それと同時に、狙い通りのシチュエーションを作れたことにも。
「……ゲルト」
「あら、もう降参かしら?」
「……話したいことがある」
そう言った彼の表情とトーンは、宴の場に似つかわしくない重苦しいものだった。だが、それも仕方のないことだろう。何せ、そんな重苦しいことを話そうとしているのだから。
対して、ゲルトはこういった場らしい蠱惑的な笑みを変わらず浮かべたまま言葉を返した。
「……明日聞くわ」
「……大事な話なんだ」
「わかっているわよ。けれど、この場所でする類の話ではないでしょう?……いくら、彼が席を立っているとはいえ」
「!!」
てっきり大事な話があるということが伝わっていなかったと思っていたところに、言わなかった部分までを見抜かれて、ハインツは驚きに大きく目を見開いた。そんな様子の彼に、彼女は面白いものを見る様な視線を隠さない。
これが年上の余裕という奴なのだろうか。そんなことを考えていると、ふとゲルトの視線が鋭くなったような気がして、ハインツは姿勢を正した。
「……ええと、それじゃ」
「いいから、今日くらいは大人しく飲みなさい」
「…………」
「何であれ、無事に帰ってきたのは事実でしょう?……そこは素直に祝ってあげなさいよ」
そう言って彼女は並々酒の入ったジョッキをこちらに押し付けると、自身もジョッキを呷る。こくこくと喉を上下させ酒精を腹の中に流し込むと、仄かにアルコールの香りの混じった吐息をふうと吐いた。
実に堂々たる飲みっぷり。それをまざまざと見せつけられてしまっては、流石にハインツもこれ以上
彼が無事に戻ってきた。そのことに対する喜びは本当のものだ。みんなで街に帰ってきた時、思わず自然とおかえりという言葉が口を突いて出てきたように。
「……そうだな」
「ふふ。それじゃあ、仕切り直しね。乾杯」
「ああ。乾杯」
お互いにジョッキを掲げて、酒を口に運ぶ。さっきまでと同じものを飲んでいる筈なのに、何故だか美味しく感じられて、ハインツは小さく笑った。
「その調子よ。それで酔いつぶれたら、二日酔いという口実もできるでしょうし」
「?」
「何をとぼけているの?話がしたいのでしょう?明日の朝、二日酔いを口実に部屋に引き込もっていれば、どうせハンスはどこかへ出かけるでしょうし、その間に済ませるわよ。場所は貴方の部屋でいいわね?」
「……っ?!げほっ、ごほっ!」
怒涛の勢いで紡がれた彼女の台詞に、気持ちを切り替えて酒を飲んでいたハインツは思わず口の中のものを噴き出しそうになる。寸でのところでそのような醜態は阻止したものの、慌てて飲み込んだアルコールの一部が気管に入って激しくむせた。

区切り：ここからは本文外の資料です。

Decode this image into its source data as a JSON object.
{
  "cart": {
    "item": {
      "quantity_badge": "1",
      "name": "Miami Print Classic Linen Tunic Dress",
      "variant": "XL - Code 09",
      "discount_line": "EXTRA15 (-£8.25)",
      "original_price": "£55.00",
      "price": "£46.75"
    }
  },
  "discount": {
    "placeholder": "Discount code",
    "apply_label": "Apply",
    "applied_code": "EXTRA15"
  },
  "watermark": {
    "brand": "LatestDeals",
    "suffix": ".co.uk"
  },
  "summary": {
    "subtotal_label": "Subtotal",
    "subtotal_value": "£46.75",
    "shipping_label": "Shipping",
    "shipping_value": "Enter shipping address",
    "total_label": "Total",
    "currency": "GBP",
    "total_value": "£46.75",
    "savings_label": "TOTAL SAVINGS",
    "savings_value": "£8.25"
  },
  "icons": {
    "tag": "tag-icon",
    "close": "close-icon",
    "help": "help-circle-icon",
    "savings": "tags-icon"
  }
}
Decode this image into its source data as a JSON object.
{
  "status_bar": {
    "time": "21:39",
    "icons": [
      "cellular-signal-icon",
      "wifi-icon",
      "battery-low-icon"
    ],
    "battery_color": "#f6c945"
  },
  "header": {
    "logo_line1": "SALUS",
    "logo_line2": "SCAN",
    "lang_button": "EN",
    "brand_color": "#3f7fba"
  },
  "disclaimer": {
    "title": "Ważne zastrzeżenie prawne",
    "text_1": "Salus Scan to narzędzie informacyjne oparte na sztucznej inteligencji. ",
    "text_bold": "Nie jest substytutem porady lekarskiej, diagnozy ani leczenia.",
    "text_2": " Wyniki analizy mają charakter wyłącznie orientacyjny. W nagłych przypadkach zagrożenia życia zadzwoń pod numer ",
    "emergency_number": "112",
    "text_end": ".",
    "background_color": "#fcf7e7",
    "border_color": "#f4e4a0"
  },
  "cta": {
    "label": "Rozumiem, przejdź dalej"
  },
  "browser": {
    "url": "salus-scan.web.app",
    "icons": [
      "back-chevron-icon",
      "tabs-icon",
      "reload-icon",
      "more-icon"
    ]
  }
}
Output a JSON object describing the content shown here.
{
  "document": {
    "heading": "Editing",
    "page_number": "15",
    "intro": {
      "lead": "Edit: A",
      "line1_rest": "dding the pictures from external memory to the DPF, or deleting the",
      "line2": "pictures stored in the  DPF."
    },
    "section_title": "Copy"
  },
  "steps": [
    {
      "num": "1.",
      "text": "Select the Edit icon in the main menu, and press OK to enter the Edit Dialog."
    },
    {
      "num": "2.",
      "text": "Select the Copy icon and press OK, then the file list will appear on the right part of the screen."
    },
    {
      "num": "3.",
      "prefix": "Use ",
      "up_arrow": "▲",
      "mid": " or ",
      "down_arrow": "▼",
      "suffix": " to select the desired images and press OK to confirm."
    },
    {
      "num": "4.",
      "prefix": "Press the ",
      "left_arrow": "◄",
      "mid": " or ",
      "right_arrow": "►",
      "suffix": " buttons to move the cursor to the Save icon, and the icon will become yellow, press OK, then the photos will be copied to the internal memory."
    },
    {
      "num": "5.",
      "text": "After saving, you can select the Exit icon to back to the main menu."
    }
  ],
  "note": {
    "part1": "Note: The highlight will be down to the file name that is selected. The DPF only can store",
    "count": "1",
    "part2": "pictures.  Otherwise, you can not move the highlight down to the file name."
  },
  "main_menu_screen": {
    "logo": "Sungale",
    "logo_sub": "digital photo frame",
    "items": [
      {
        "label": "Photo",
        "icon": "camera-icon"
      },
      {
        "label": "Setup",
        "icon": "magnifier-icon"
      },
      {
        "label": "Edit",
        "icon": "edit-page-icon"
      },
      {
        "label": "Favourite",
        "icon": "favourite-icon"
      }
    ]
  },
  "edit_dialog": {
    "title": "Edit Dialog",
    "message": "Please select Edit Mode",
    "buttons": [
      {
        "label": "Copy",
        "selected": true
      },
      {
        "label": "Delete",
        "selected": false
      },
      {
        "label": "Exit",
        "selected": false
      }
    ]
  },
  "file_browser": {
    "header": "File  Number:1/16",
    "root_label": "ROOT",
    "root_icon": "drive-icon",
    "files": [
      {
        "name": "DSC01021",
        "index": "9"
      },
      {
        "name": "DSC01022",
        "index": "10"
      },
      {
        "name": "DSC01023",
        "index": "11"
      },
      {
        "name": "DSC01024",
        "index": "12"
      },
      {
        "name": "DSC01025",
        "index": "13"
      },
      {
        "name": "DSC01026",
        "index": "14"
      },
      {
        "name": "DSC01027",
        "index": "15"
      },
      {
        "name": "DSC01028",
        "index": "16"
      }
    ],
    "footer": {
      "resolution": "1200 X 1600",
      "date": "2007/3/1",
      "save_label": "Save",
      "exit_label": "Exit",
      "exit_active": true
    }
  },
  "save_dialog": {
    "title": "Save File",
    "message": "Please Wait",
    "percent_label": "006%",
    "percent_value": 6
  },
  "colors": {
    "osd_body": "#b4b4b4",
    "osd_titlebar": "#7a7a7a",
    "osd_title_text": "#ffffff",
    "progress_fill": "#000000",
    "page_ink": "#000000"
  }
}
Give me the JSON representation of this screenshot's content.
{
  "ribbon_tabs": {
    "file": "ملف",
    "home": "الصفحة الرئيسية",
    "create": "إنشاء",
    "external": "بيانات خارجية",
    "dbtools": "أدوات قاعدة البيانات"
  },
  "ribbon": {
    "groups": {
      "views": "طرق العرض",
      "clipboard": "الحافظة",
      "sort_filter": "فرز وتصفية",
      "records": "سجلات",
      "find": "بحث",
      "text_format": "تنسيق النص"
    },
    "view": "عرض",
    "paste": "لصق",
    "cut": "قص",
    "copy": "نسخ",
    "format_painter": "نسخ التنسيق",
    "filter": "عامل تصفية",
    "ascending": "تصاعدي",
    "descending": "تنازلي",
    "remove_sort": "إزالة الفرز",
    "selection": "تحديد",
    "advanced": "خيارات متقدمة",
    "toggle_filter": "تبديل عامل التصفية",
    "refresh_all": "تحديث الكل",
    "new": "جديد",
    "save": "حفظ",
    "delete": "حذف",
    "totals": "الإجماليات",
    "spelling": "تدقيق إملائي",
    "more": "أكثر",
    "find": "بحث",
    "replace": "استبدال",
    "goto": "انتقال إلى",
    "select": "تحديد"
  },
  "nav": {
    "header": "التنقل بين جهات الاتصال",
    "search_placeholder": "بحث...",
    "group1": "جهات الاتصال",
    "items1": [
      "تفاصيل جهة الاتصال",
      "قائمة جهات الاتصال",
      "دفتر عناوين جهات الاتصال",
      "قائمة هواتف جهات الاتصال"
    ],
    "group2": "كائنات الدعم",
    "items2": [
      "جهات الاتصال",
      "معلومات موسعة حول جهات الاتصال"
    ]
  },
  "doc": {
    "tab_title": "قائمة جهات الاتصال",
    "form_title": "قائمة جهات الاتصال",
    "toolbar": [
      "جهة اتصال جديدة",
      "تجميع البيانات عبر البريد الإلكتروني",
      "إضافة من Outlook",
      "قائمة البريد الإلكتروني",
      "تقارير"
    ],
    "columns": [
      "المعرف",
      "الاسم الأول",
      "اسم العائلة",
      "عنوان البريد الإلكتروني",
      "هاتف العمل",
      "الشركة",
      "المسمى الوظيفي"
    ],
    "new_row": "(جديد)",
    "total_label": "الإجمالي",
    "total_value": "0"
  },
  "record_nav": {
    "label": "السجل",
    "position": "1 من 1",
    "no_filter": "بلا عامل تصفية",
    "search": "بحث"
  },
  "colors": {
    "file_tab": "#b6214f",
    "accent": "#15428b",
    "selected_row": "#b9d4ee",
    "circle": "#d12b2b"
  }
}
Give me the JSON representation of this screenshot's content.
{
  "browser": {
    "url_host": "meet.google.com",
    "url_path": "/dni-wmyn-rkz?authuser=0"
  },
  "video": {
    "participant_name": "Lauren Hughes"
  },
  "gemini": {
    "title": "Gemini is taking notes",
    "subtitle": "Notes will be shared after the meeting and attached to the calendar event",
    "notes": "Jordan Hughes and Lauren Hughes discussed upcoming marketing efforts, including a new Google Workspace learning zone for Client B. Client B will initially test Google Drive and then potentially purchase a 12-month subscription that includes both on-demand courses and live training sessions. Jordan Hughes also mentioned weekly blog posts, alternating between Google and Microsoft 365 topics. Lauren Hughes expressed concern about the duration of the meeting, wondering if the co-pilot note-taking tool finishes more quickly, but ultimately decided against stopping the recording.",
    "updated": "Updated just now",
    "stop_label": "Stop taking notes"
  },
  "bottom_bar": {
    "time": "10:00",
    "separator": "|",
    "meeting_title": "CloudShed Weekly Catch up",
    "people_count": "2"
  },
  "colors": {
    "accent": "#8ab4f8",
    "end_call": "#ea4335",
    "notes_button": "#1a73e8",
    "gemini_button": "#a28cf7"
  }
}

咳き込んで肩を震わせる彼の上から、ころころという楽し気な笑い声が聞こえてくる。かと思えば、背中には優しく労わるようにさすられる手の感触が現れる。
どうやら、今日は何から何まで彼女の手のひらの内らしい。散々に弄ばれ、色々を諦めたハインツはその後浴びるように酒を飲んだのだった。
果たして、迎えた朝。ゲルトの読み通り、ハンスは外へと出ていった。イングリットもついていたことだし、またどこかへいなくなってしまうようなことはないだろう。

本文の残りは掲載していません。